We’ve just self-harmed in a form never previously seen in history. Never before have we shut down most of the planet in a concerted mass panic, thus throwing one and a half billion people into extreme financial insecurity from which most will never fully recover. We’ve inflicted on our economies a blow to GDP at least as great as seen in the Great Depression of the 1930s. It doesn’t matter if you think this was “worth it to save lives” or not; what matters are the facts.
And the facts are clear: when we humans experience loss of security we become very anxious. This triggers a hardwired behavioral response, which is to look for a “strong” leader to guide us out of the mess. That’s why the late 1920s and early 1930s were such a great time for fascism in all its forms (including, of course, the Soviet version of fascism dressed up as Marxism).
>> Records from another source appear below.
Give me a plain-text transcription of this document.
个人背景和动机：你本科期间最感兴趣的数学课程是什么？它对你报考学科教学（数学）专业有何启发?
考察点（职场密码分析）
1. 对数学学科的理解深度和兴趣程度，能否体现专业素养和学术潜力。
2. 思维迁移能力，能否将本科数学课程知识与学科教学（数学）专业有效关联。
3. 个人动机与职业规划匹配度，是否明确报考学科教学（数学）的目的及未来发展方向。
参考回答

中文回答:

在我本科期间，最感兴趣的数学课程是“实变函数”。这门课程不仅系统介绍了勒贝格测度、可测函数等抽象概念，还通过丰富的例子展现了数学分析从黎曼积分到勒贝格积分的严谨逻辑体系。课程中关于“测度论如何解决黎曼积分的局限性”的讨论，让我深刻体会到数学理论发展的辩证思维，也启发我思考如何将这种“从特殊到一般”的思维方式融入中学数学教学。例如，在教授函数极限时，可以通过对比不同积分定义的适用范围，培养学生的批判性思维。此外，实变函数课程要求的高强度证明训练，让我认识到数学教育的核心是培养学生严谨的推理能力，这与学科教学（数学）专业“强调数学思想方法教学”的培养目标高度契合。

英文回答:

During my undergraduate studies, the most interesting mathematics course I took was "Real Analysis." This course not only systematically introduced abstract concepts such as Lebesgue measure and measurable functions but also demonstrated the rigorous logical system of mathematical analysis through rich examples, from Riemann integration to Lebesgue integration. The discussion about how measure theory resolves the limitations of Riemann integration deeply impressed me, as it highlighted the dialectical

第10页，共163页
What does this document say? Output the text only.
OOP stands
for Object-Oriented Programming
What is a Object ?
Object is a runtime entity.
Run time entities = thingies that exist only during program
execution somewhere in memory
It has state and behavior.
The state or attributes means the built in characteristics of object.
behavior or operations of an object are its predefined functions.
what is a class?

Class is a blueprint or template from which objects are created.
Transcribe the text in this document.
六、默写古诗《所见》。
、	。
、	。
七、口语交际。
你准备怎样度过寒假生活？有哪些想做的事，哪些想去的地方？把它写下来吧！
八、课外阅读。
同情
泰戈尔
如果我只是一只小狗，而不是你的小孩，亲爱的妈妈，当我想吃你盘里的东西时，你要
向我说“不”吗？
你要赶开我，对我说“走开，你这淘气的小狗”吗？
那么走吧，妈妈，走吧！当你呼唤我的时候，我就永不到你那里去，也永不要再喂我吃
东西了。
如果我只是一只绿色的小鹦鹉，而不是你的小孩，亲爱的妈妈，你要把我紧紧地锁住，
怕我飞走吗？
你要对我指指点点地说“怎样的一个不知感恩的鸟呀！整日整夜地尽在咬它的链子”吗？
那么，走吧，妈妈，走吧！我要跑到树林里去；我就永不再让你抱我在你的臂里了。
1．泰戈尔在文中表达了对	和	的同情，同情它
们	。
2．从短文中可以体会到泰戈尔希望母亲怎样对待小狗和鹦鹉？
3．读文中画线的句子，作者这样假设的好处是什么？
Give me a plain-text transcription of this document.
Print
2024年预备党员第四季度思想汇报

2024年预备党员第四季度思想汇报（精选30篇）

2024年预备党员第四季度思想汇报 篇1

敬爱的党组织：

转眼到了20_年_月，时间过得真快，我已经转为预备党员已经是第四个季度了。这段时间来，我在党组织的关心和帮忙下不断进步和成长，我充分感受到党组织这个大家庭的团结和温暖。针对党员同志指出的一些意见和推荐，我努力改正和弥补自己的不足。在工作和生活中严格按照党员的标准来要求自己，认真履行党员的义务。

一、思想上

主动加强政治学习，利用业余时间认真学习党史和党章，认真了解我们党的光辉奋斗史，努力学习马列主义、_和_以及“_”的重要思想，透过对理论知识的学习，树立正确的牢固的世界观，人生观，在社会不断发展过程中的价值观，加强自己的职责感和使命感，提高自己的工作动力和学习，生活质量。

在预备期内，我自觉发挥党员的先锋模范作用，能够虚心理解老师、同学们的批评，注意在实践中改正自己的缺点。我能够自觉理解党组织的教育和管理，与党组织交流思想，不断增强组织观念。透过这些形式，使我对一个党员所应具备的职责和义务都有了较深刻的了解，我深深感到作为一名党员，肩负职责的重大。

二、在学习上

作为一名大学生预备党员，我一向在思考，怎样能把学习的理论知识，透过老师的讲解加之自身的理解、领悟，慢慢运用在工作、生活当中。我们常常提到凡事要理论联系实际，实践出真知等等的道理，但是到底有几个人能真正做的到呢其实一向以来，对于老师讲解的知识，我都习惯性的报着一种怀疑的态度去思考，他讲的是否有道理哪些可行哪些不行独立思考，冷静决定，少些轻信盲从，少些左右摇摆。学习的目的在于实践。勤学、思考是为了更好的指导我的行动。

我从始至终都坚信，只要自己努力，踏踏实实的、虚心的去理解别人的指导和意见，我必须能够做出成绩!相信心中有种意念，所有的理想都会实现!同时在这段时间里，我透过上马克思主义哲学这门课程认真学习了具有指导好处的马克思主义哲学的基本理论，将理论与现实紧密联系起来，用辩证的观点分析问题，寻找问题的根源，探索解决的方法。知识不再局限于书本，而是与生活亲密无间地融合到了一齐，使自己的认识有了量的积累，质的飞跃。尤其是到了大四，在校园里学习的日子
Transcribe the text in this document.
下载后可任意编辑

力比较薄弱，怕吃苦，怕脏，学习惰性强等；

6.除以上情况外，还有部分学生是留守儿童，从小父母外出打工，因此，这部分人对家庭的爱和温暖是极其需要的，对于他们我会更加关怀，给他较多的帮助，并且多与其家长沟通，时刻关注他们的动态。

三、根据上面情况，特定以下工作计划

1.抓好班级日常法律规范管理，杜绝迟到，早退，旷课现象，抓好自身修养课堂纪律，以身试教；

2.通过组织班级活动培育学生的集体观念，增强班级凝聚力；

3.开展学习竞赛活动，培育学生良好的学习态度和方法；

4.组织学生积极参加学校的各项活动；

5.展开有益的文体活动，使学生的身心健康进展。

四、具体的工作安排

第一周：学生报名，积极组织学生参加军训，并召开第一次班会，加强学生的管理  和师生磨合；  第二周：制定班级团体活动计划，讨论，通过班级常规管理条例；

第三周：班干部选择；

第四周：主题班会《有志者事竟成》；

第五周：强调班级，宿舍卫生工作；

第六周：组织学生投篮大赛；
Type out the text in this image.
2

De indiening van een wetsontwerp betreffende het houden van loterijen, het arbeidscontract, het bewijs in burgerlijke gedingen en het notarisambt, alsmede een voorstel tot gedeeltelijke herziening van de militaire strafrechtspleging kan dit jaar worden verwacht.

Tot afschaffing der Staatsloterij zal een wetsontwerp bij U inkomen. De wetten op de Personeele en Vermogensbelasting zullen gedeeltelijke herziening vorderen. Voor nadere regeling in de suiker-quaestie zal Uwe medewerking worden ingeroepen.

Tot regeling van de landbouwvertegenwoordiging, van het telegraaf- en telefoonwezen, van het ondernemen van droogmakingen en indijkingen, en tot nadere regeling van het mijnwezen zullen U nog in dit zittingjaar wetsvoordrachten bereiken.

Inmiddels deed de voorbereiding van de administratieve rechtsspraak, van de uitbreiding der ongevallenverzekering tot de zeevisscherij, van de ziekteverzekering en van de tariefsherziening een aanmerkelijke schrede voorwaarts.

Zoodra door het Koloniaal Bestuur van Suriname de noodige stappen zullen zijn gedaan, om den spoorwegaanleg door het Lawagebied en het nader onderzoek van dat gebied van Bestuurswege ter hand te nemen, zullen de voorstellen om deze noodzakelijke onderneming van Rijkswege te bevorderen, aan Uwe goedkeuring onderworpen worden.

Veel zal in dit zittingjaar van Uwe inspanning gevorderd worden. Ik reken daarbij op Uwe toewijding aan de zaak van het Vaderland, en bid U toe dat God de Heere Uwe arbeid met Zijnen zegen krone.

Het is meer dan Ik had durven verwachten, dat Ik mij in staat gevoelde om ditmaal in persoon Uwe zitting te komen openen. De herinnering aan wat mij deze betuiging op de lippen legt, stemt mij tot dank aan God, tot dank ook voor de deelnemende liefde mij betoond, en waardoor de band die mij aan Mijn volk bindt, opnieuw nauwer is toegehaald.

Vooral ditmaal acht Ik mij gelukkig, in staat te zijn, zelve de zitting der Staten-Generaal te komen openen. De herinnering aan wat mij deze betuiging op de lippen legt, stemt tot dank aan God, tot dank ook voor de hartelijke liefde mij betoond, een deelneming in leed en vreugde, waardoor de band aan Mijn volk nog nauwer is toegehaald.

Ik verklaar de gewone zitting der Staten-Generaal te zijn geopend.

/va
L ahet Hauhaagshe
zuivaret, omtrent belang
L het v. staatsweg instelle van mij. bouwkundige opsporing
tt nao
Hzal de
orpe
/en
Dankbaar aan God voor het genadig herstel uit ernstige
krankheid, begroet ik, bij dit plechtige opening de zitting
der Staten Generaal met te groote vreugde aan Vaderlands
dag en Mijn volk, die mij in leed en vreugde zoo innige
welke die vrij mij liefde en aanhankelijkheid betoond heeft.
On a smaller scale the financial turbulence of the 2008 economic meltdown led to the wave of mindless populism/nationalism that has swept the world since 2016. If a relatively small economic bump in the road in 2008 led to the likes of Brexit, Trump, Modi, Erdogan, Duterte, Bolsonaro, PiS, AfD and all the rest, it’s not difficult to see that the enormous economic crater we’ve just created is going to lead to much worse outcomes than blustering orange morons undermining essential trans-national organizations and eradicating basic legal norms within their own countries.
But the chattering classes aren’t writing about any of the likely future events because they can’t see them. The human brain isn’t adapted to grasp the obvious even when it’s right in front of us. So we’ll continue to see silly articles about working from home and the Rise of the Bicycle and all the while the deep dark tectonic social movements will continue until their consequences burst upon us to the surprise of nearly everyone.